Für dieses Positivszenario gibt es zwei starke Argumente: Sobald es wärmer wird, hat das Virus einigen Experten zufolge deutlich schlechtere Existenzbedingungen und damit weniger Chancen, immer mehr Menschen zu infizieren. Die Unternehmen und Verbraucher könnten, was Produktion und Konsumverhalten angeht, rasch zur Normalität zurückkehren. Nachholeffekte im zweiten oder dritten Quartal würden die Konjunktur zusätzlich beleben.
Außerdem sind Aktien im Vergleich zu allen anderen Anlageklassen unverändert attraktiv. Fürs Ersparte auf dem Sparbuch gibt es keine Zinsen, für Anleihen solider Staaten und Unternehmen ebenso wenig, und Immobilien sind teuer. Die amerikanische Notenbank hat mit ihrer drastischen Zinssenkung um 0,5 Prozentpunkte in der vergangenen Woche zudem eindrucksvoll bewiesen, dass sie den Börsen in Krisen zu Hilfe eilt.

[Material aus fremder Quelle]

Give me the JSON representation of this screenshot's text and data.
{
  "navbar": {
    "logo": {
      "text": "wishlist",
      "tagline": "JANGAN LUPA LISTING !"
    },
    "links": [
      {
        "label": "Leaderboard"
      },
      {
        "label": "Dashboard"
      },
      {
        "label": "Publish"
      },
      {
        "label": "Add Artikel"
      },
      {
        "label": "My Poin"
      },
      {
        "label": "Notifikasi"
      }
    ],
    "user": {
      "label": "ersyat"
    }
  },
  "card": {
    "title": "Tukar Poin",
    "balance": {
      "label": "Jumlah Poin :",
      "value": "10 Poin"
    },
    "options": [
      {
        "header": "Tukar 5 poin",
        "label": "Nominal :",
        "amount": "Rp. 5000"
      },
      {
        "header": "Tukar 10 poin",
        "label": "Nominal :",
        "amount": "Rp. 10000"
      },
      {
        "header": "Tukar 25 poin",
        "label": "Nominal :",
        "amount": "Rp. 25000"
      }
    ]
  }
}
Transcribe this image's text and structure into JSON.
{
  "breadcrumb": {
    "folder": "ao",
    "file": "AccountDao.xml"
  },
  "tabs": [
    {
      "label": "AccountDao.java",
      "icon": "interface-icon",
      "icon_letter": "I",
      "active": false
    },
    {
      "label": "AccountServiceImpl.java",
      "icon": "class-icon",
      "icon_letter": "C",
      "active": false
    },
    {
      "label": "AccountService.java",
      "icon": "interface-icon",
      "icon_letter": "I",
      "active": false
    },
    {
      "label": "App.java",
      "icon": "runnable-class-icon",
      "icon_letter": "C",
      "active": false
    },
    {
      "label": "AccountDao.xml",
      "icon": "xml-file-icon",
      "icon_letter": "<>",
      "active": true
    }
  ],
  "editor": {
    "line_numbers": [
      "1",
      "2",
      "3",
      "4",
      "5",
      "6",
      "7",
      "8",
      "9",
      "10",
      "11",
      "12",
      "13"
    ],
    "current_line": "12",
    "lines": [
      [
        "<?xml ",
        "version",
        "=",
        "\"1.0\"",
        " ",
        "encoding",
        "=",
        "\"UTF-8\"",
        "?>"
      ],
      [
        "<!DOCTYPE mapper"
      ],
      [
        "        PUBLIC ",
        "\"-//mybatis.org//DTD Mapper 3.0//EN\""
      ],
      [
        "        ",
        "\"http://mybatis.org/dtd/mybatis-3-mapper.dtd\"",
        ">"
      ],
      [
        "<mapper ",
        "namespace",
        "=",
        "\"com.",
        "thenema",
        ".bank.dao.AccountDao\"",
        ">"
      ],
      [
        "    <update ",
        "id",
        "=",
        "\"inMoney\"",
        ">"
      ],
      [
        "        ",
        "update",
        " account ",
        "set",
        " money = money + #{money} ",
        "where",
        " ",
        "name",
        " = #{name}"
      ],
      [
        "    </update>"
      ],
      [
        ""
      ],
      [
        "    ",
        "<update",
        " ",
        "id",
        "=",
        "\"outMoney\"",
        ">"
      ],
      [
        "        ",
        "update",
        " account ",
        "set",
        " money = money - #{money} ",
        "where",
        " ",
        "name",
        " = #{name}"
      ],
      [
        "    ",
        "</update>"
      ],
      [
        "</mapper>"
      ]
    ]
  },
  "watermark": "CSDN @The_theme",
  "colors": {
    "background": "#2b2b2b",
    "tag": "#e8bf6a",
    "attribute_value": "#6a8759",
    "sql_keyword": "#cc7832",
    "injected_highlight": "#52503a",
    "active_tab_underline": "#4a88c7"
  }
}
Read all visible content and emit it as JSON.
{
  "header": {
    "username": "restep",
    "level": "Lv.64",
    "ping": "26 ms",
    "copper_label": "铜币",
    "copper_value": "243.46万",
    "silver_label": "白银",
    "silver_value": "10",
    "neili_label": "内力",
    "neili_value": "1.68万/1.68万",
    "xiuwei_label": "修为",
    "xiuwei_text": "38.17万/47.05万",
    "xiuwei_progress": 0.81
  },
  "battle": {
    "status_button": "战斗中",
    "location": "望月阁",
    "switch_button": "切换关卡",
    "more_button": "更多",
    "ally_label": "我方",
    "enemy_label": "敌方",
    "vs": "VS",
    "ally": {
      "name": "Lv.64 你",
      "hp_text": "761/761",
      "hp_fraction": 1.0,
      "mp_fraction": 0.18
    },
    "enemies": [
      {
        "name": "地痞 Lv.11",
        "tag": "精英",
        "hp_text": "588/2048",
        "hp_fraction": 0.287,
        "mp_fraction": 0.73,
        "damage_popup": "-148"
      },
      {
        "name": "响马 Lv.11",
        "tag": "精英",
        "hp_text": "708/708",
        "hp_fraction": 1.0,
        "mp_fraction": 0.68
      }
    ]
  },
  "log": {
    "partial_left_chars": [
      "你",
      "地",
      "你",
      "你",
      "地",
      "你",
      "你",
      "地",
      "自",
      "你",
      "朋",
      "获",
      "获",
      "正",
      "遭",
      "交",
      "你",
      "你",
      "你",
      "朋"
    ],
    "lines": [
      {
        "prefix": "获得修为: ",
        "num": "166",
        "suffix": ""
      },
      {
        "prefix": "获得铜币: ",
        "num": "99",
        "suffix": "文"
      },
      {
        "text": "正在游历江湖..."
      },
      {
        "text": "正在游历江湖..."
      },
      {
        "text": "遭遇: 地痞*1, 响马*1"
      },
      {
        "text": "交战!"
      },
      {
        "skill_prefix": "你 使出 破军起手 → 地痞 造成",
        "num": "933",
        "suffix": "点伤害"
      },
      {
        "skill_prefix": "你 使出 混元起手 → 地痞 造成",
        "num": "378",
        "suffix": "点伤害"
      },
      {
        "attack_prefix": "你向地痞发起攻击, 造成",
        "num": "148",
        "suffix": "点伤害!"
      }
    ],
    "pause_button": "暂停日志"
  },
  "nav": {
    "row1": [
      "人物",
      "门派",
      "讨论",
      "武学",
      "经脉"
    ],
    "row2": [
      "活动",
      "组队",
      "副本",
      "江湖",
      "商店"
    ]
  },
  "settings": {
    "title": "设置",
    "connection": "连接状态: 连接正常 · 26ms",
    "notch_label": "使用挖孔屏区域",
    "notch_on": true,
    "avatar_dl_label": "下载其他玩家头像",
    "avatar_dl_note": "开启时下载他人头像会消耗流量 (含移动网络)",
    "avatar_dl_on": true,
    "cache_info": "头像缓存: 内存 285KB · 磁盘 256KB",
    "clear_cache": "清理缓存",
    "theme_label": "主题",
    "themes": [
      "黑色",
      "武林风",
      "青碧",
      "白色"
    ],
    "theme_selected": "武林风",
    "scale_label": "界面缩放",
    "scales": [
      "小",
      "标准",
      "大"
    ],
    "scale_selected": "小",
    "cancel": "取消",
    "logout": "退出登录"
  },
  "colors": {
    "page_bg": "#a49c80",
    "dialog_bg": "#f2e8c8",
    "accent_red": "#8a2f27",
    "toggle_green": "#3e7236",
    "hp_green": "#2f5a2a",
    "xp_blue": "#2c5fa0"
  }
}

So sieht das Worst-Case-Szenario aus
Experten beschäftigen sich aber auch mit weniger optimistischen Szenarien. Christian Kahler von der DZ Bank hat sich angeschaut, wie die Aktienmärkte sich in vergangenen konjunkturellen Abschwüngen entwickelt haben. In den vergangenen fünf Rezessionen seit 1973 fiel der Dax von seinem jeweiligen vorangegangenen Hoch bis zum Tief um durchschnittlich 40 Prozent.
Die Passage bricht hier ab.